Prabowo menilai, dengan total aset BUMN yang sudah menembus US$1.000 triliun, kontribusi minimal sebesar US$50 miliar semestinya bisa dicapai sehingga Anggaran Pendapatan dan Belanja Negara (APBN) tidak lagi defisit.
“BUMN minimal menyumbang US$50 miliar ke pendapatan negara. Kalau US$50 miliar, APBN kita tidak akan defisit,” ujar Prabowo dalam pidato RAPBN 2026 serta Nota Keuangan di DPR RI, Jakarta Pusat, Jumat (15/8).
Namun, permintaan itu dihadapkan pada realitas kinerja BUMN yang tidak semuanya sehat.
53 Persen BUMN Merugi
Chief Operating Officer (COO) Danantara, Dony Oskaria, menyebut jumlah BUMN di Indonesia saat ini mencapai 1.046 perusahaan, termasuk anak, cucu, hingga cicit.

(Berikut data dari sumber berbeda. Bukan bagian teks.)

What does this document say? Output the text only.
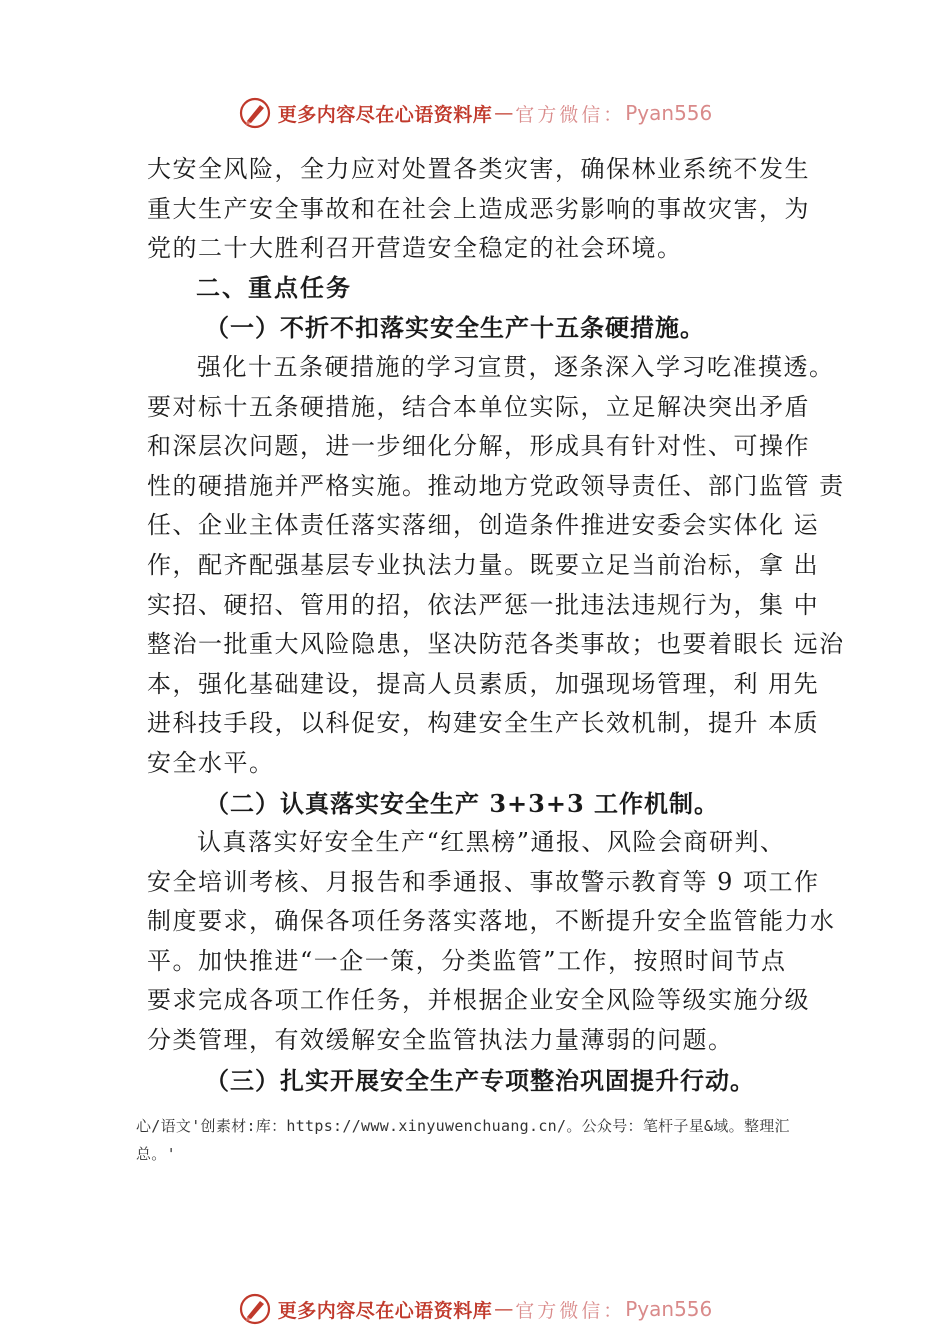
更多内容尽在心语资料库 — 官方微信： Pyan556
大安全风险，全力应对处置各类灾害，确保林业系统不发生
重大生产安全事故和在社会上造成恶劣影响的事故灾害，为
党的二十大胜利召开营造安全稳定的社会环境。
二、重点任务
（一）不折不扣落实安全生产十五条硬措施。
强化十五条硬措施的学习宣贯，逐条深入学习吃准摸透。
要对标十五条硬措施，结合本单位实际，立足解决突出矛盾
和深层次问题，进一步细化分解，形成具有针对性、可操作
性的硬措施并严格实施。推动地方党政领导责任、部门监管 责
任、企业主体责任落实落细，创造条件推进安委会实体化 运
作，配齐配强基层专业执法力量。既要立足当前治标，拿 出
实招、硬招、管用的招，依法严惩一批违法违规行为，集 中
整治一批重大风险隐患，坚决防范各类事故；也要着眼长 远治
本，强化基础建设，提高人员素质，加强现场管理，利 用先
进科技手段，以科促安，构建安全生产长效机制，提升 本质
安全水平。
（二）认真落实安全生产 3+3+3 工作机制。
认真落实好安全生产“红黑榜”通报、风险会商研判、
安全培训考核、月报告和季通报、事故警示教育等 9 项工作
制度要求，确保各项任务落实落地，不断提升安全监管能力水
平。加快推进“一企一策，分类监管”工作，按照时间节点
要求完成各项工作任务，并根据企业安全风险等级实施分级
分类管理，有效缓解安全监管执法力量薄弱的问题。
（三）扎实开展安全生产专项整治巩固提升行动。
心/语文'创素材:库：https://www.xinyuwenchuang.cn/。公众号：笔杆子星&域。整理汇总。'
更多内容尽在心语资料库 — 官方微信： Pyan556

Meski banyak, hanya sebagian kecil yang berkontribusi besar pada penerimaan negara.
“Dari total itu, 97 persen dividen BUMN berasal dari hanya 8 perusahaan,” kata Dony dalam talkshow Membaca Arah Ekonomi dan Kebijakan Fiskal 2026 bersama Chairul Tanjung, Jumat (15/8).
Ia menambahkan, 53 persen BUMN tercatat merugi, sehingga negara kehilangan sekitar Rp50 triliun per tahun.
Boros Tantiem Rp18 Triliun
Selain persoalan kerugian, Prabowo juga menyoroti praktik pemborosan, khususnya pemberian tantiem kepada komisaris.
Menurutnya, ada komisaris BUMN yang hanya menghadiri rapat sebulan sekali, namun tetap menerima tantiem hingga Rp40 miliar per tahun. Atas instruksi Prabowo, Danantara telah mengeluarkan surat edaran pada 30 Juli 2025 yang resmi melarang pemberian tantiem kepada komisaris.
Kebijakan ini diyakini bisa menghemat hingga Rp17–18 triliun, menurut Wakil Ketua DPR RI Sufmi Dasco Ahmad.